Neuer und Gomez machen sich für Gündogan stark
Nach dem Spiel machten sich auch seine Teamkollegen für ihn stark. Kapitän Manuel Neuer sagte: „Solche Pfiffe schaden der Mannschaft.“ Und Stürmer Mario Gomez fügte hinzu: „Jeder im Stadion will, dass wir Weltmeister werden. Da sollte man nicht kurz vorher einzelne Spieler niedermachen.“
Am deutlichsten wurde Bundestrainer Jogi Löw. Er berichte: „Ich habe Ilkay in der Kabine gesehen, er ist schon geknickt.“ Und: „Das hat mich schon geschmerzt.
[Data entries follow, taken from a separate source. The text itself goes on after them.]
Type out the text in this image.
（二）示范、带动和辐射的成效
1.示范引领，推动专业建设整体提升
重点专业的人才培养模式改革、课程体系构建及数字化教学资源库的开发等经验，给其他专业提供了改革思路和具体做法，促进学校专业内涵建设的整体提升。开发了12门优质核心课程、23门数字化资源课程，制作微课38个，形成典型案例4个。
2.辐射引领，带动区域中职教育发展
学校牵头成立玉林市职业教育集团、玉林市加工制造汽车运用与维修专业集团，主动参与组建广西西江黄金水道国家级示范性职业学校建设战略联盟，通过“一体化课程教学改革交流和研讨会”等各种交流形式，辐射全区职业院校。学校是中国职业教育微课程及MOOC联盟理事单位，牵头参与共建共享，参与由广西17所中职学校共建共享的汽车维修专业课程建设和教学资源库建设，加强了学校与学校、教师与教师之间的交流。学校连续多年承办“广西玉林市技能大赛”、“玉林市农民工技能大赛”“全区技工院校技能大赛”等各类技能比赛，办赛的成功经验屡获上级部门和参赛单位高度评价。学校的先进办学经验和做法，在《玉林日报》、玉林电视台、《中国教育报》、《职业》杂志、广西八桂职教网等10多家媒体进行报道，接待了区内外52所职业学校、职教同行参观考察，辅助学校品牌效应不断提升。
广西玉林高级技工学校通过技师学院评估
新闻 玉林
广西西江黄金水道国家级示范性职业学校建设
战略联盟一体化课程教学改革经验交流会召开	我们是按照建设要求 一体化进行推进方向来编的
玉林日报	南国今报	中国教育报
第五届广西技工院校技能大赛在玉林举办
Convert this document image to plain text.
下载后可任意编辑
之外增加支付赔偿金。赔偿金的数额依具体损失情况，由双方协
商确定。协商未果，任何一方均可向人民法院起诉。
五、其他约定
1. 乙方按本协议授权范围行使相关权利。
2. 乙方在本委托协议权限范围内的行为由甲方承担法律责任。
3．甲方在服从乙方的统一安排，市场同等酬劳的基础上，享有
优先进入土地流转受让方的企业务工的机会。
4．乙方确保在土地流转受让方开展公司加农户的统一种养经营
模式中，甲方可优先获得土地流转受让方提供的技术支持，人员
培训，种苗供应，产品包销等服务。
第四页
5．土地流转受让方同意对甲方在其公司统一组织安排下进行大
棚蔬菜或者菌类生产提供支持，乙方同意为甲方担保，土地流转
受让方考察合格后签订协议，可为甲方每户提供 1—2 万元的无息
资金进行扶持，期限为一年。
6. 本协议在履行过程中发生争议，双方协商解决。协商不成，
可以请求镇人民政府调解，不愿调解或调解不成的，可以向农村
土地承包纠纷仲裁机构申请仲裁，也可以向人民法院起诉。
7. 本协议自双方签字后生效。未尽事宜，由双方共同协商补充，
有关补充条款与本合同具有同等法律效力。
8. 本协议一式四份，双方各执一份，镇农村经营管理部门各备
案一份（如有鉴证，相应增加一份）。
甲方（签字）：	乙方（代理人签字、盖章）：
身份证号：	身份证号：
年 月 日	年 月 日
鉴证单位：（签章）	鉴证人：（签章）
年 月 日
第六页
Wenn ein Nationalspieler ausgepfiffen wird von der Einwechslung über alle Aktionen bis zum Ende, dann gefällt mir das natürlich nicht. Ich kann es auch schwer nachvollziehen.“
Ballmagnet Gündogan schien sich zu verstecken
Ähnlich äußerte er sich nach einem Treffen mit Bundespräsident Frank-Walter Steinmeier in Berlin sowie in einigen Interviews im Trainingslager der Nationalelf in Südtirol. Mehr Kredit bei den Fans scheint ihm das nicht eingebracht zu haben. Es dürfte Mesut Özil, ebenfalls mit auf dem Foto, in seiner Meinung bestärken, sich auch weiterhin nicht zu äußern.
Gündogan ist normalerweise ein Ballmagnet. Einer, der die Bälle fordert und seine Mitspieler manchmal mit mehr als 100 Pässen in einem Spiel in Szene setzt. Diesmal schien er sich zu verstecken, ihm unterliefen ungewöhnliche technische Fehler. Ganz so als spürte er die Blicke einer ganzen Nation auf sich.
Nach dem Spiel schlich Gündogan durch die Mixed Zone aus dem Stadion, alleine, vorbei an den Reportern. Ein nahezu bedeutungsloses Testspiel gegen Saudi-Arabien war eins der schwersten seiner Karriere.